Known for its warmth and durability, Donegal tweed is produced in County Donegal, Ireland. The tweed is hand-woven in simple patterns, or no pattern, with distinctive specks of colour woven throughout. Weave patterns take their names from nature, for example, barleycorn and herringbone. The wool for Donegal tweed comes from local sheep. Weavers use dye made from natural materials like moss, berries and flowers.

Harris Tweed

Harris Tweed is known for its subtle, earth colours and the high quality of craftsmanship that goes into its weaving. Popular for sports coats and suits, the hand-woven fabric is coloured with natural dyes. By an Act of Parliament in 1993, genuine Harris Tweed must be entirely produced in Scotland's Outer Hebrides. Those islands include Lewis, Harris, Uist and Barra, where weavers have been making tweed since the 19th century.

Linton Tweed

Linton tweed dates to the early 1900s, when William Linton started a textile mill in Carlisle, England. In 1969, the Linton Company modernised its techniques and began creating machine-woven tweeds from a blend of silk and wool.
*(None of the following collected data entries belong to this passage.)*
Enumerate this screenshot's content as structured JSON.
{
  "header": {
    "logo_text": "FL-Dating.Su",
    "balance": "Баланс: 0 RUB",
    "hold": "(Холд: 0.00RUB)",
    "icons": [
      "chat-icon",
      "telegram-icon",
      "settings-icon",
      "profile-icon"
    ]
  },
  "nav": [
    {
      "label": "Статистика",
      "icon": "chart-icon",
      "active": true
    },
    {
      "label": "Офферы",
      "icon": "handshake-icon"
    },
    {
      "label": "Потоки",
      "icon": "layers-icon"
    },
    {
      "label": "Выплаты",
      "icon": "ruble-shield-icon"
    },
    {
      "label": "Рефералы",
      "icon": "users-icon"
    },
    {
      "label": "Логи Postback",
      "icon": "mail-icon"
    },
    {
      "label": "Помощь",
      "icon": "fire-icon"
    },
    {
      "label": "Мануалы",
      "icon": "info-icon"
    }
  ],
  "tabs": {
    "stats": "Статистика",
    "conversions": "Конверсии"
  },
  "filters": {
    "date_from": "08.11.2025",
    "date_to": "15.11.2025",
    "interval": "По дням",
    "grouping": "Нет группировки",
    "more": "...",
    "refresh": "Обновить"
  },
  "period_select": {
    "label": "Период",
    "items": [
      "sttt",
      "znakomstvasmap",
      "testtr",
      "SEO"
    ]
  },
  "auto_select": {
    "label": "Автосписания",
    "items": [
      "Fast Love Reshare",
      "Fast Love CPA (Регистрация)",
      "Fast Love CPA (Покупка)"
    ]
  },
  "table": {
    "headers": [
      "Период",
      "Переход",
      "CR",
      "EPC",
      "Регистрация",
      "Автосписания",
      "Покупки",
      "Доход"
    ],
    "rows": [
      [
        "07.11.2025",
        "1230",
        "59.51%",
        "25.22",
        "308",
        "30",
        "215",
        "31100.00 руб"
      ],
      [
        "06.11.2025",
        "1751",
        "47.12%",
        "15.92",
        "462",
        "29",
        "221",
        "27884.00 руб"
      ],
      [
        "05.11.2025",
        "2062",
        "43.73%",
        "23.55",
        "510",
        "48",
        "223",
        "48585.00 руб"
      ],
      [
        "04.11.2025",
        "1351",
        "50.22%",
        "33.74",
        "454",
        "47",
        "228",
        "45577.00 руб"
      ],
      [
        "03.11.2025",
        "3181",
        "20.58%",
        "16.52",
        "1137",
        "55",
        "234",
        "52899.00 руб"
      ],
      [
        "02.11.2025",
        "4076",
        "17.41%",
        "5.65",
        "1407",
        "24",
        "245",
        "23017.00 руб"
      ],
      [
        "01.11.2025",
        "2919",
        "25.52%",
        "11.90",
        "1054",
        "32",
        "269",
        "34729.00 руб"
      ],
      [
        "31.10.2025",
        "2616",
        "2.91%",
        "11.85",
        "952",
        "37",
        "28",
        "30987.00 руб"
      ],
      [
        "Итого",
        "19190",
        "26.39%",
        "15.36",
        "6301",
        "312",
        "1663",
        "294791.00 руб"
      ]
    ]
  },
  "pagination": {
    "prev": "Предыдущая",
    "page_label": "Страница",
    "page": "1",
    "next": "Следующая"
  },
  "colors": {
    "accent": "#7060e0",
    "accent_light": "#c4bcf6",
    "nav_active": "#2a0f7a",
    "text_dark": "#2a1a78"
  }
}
Because Linton tweed is softer and lighter than other tweeds, it quickly became a favourite of many couture design houses. Coco Chanel’s famous tweed suits are made with Linton tweed. Other notable clients include Burberry and Max Mara.

Bernat Klein

Bernat Klein studied textile technology at Leeds University before starting his own small wool mill in 1952 in Galashiels, Scotland. His educational background led him to experiment with different ways to produce fabric. Klein developed machine-woven tweed that was very light, and could be made from a variety of materials. These new tweeds, in textiles like mohair and velvet, had vibrant textures and hues. Bernat Klein tweed is a popular fabric choice for clothing designers and manufacturers.